Shantel: Der Pop-König des Ostens

Porträt: Der griechischstämmige Shantel lebt in Frankfurt. Seinen größten bisherigen Erfolg feierte er aber in der Türkei.

Frankfurt. Wenn Shantel gefragt wird, welche Vorbilder er als Musiker hatte, fällt dem Frankfurter zuerst die eigene Großmutter ein. "Sie hat uns immer von der Bukowina (Teile der Ukraine und Rumäniens; d. Red.) erzählt. Auch davon, wie harmonisch dort Menschen verschiedener Religionen und Kulturen zusammengelebt haben", erinnert sich der in Deutschland geborene Künstler.

Da er mehr über das Land seiner Vorfahren erfahren möchte, reist der 39-Jährige 2001 in die Bukowina, in der der Vielvölkerstaat längst auseinander gebrochen ist. Doch bei Shantel regt sich der Wunsch, die Club- und Rock’n’Roll-Szene, mit der er aufgewachsen ist, mit der osteuropäischen Kultur zu verbinden, um so mit dem Balkan-Pop ein neues Genre zu schaffen.

"Die westliche Rock- und Popmusik steckt in einer Krise, bei der sich die Künstler nur noch mit ihren Neurosen beschäftigen. Aus London und New York kommt längst nichts Neues mehr. Dagegen passiert im Osten Europas kulturell unglaublich viel."

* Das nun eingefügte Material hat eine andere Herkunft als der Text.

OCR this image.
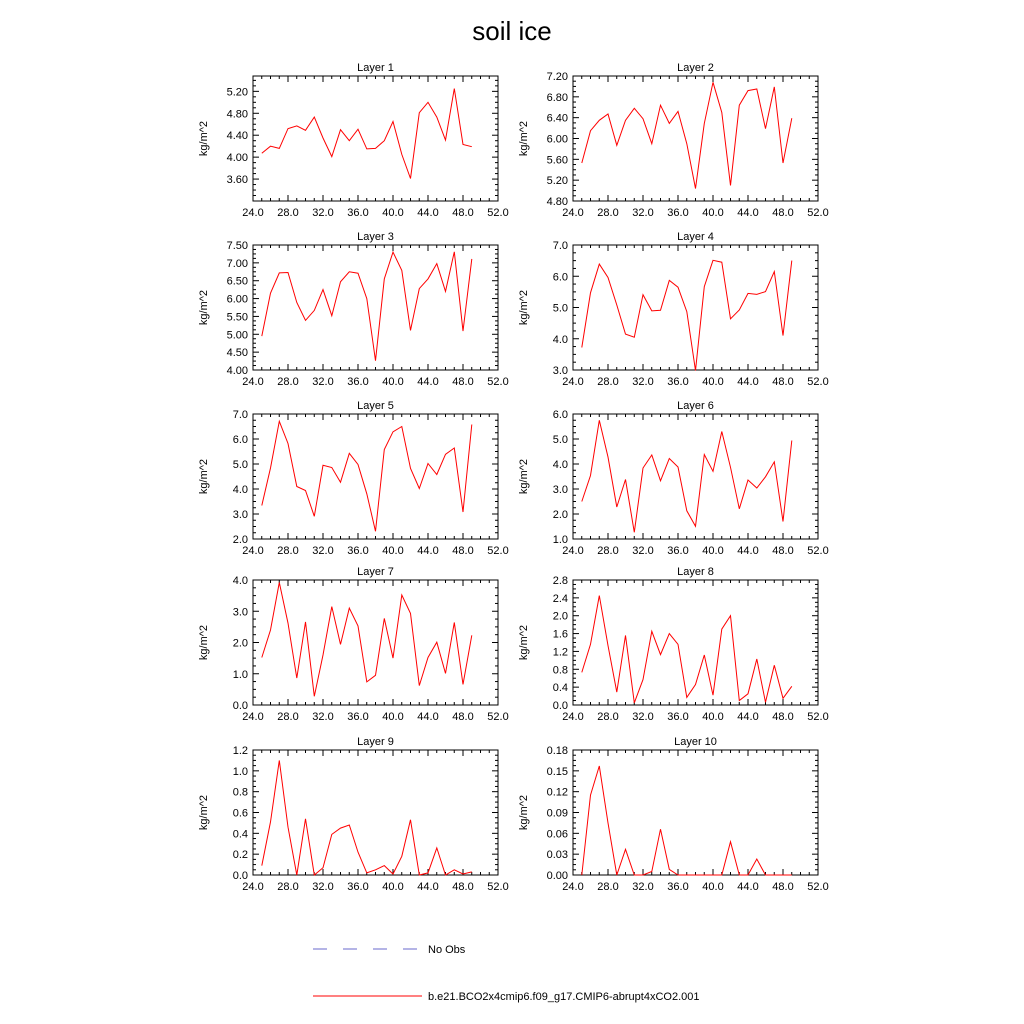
soil ice
Layer 1
kg/m^2
24.0 28.0 32.0 36.0 40.0 44.0 48.0 52.0
3.60
4.00
4.40
4.80
5.20
Layer 2
kg/m^2
24.0 28.0 32.0 36.0 40.0 44.0 48.0 52.0
4.80
5.20
5.60
6.00
6.40
6.80
7.20
Layer 3
kg/m^2
24.0 28.0 32.0 36.0 40.0 44.0 48.0 52.0
4.00
4.50
5.00
5.50
6.00
6.50
7.00
7.50
Layer 4
kg/m^2
24.0 28.0 32.0 36.0 40.0 44.0 48.0 52.0
3.0
4.0
5.0
6.0
7.0
Layer 5
kg/m^2
24.0 28.0 32.0 36.0 40.0 44.0 48.0 52.0
2.0
3.0
4.0
5.0
6.0
7.0
Layer 6
kg/m^2
24.0 28.0 32.0 36.0 40.0 44.0 48.0 52.0
1.0
2.0
3.0
4.0
5.0
6.0
Layer 7
kg/m^2
24.0 28.0 32.0 36.0 40.0 44.0 48.0 52.0
0.0
1.0
2.0
3.0
4.0
Layer 8
kg/m^2
24.0 28.0 32.0 36.0 40.0 44.0 48.0 52.0
0.0
0.4
0.8
1.2
1.6
2.0
2.4
2.8
Layer 9
kg/m^2
24.0 28.0 32.0 36.0 40.0 44.0 48.0 52.0
0.0
0.2
0.4
0.6
0.8
1.0
1.2
Layer 10
kg/m^2
24.0 28.0 32.0 36.0 40.0 44.0 48.0 52.0
0.00
0.03
0.06
0.09
0.12
0.15
0.18
No Obs
b.e21.BCO2x4cmip6.f09_g17.CMIP6-abrupt4xCO2.001
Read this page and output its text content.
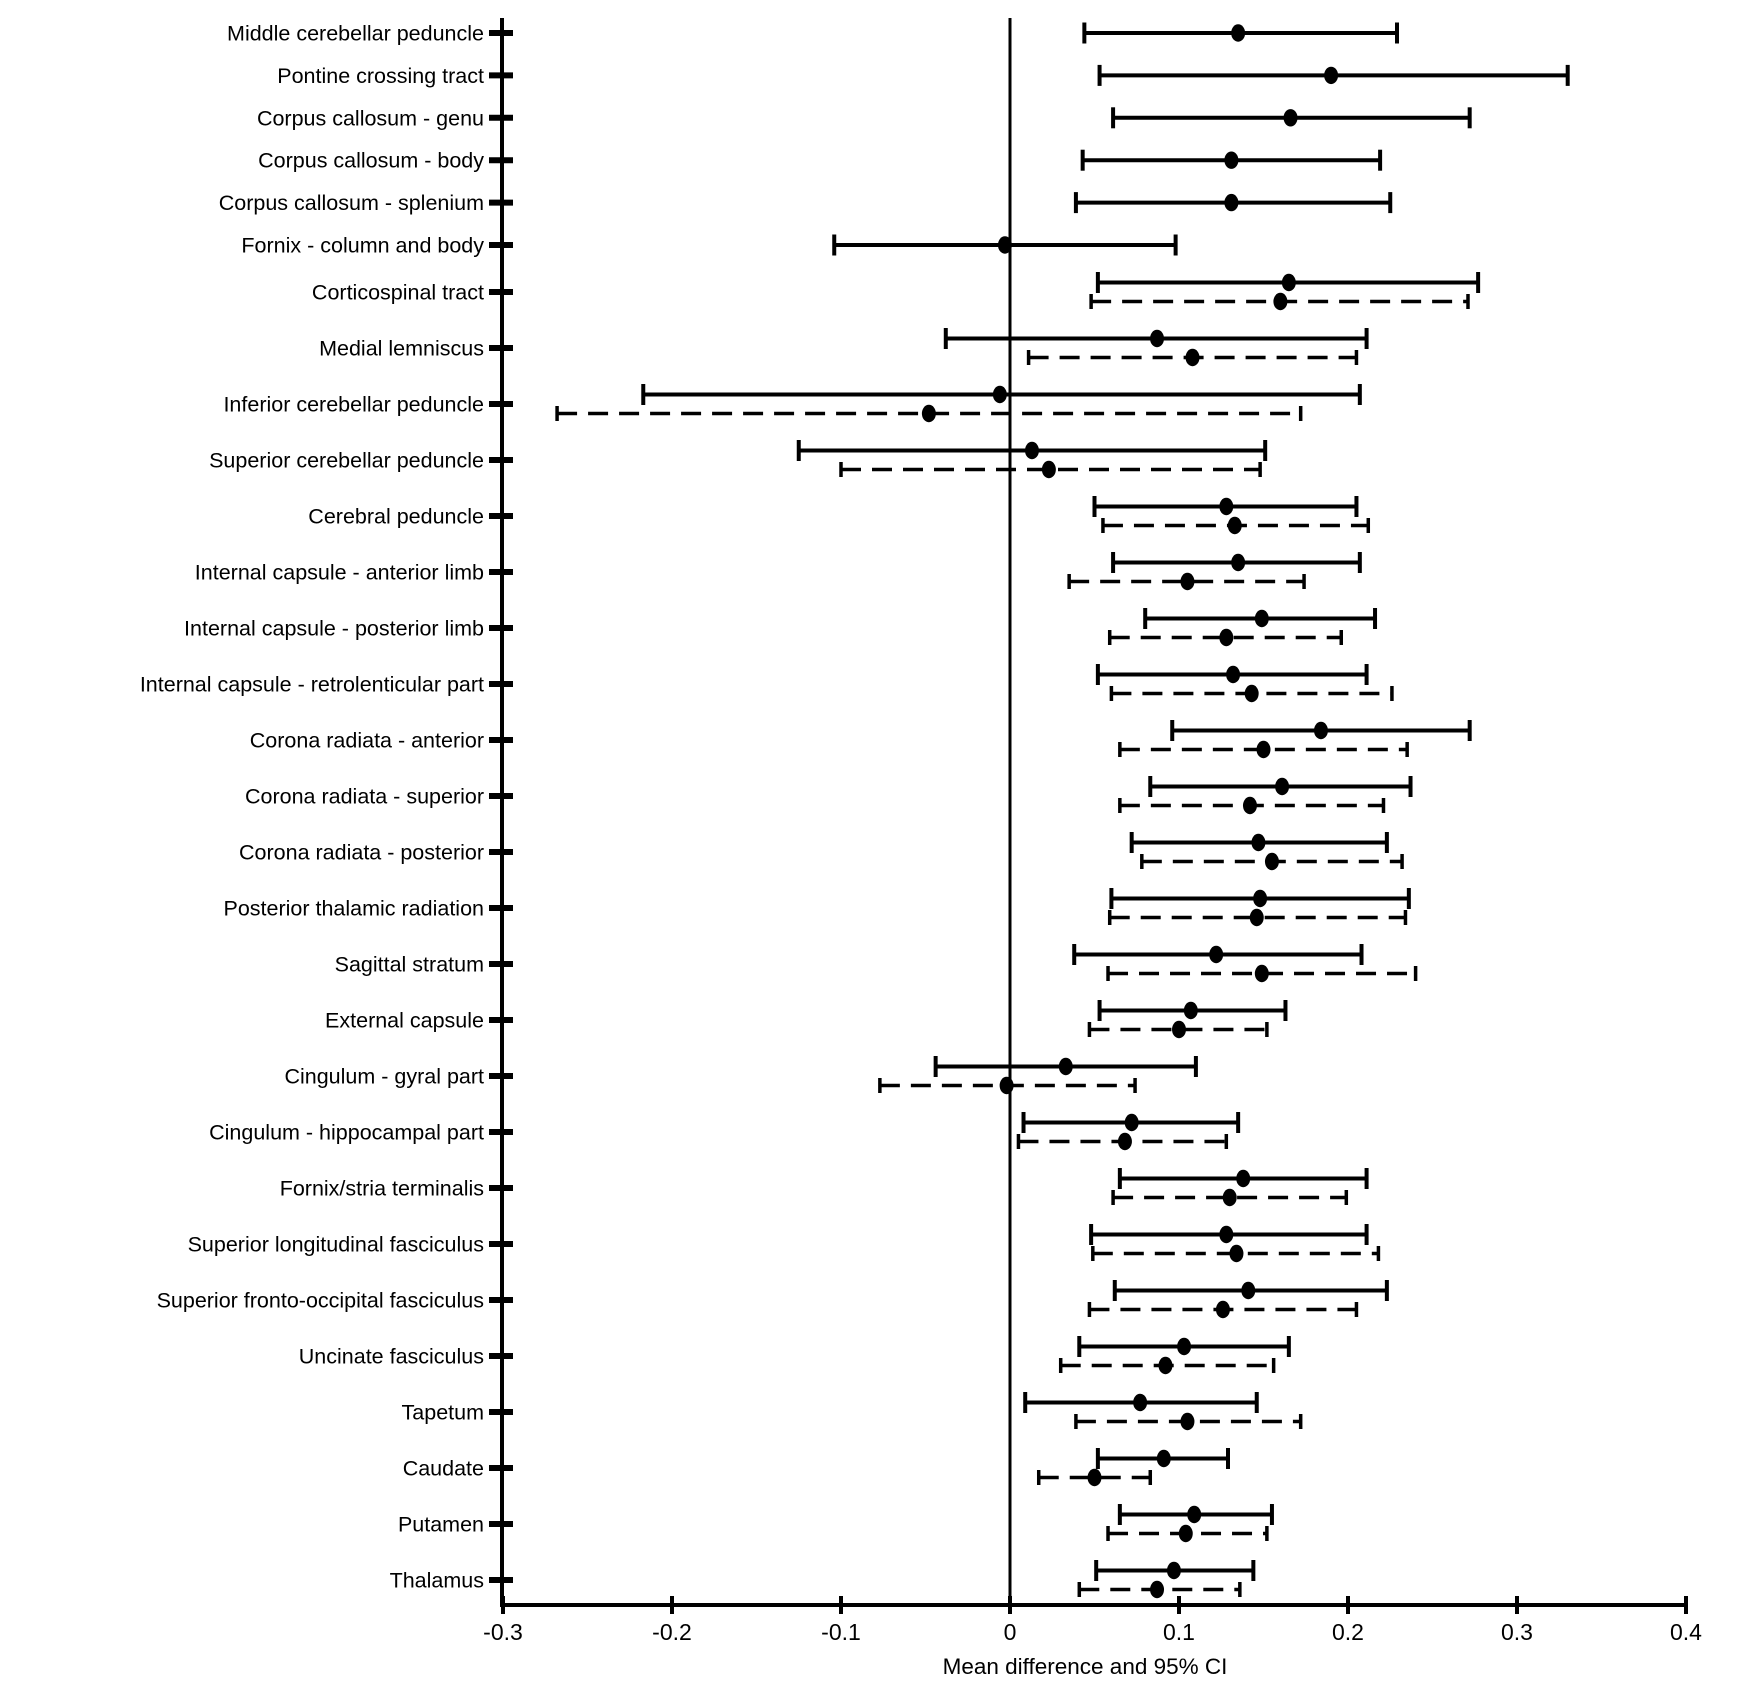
Middle cerebellar peduncle
Pontine crossing tract
Corpus callosum - genu
Corpus callosum - body
Corpus callosum - splenium
Fornix - column and body
Corticospinal tract
Medial lemniscus
Inferior cerebellar peduncle
Superior cerebellar peduncle
Cerebral peduncle
Internal capsule - anterior limb
Internal capsule - posterior limb
Internal capsule - retrolenticular part
Corona radiata - anterior
Corona radiata - superior
Corona radiata - posterior
Posterior thalamic radiation
Sagittal stratum
External capsule
Cingulum - gyral part
Cingulum - hippocampal part
Fornix/stria terminalis
Superior longitudinal fasciculus
Superior fronto-occipital fasciculus
Uncinate fasciculus
Tapetum
Caudate
Putamen
Thalamus
-0.3	-0.2	-0.1	0	0.1	0.2	0.3	0.4
Mean difference and 95% CI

Dabei stieß sein Konzept, moderne elektronische Musik mit den traditionellen Klängen des Balkans zu verbinden, anfangs auf große Skepsis: "Die meisten sahen das als ein Hirngespinst an, das nie funktionieren kann", sagt der Musiker. Doch in Deutschland hat er inzwischen genauso seine Fanbasis wie in Frankreich, Israel oder in der Türkei. Dort erobert er mit der aktuellen CD "Disko Partizani" als erster deutscher Künstler die Nummer eins der Album-Charts.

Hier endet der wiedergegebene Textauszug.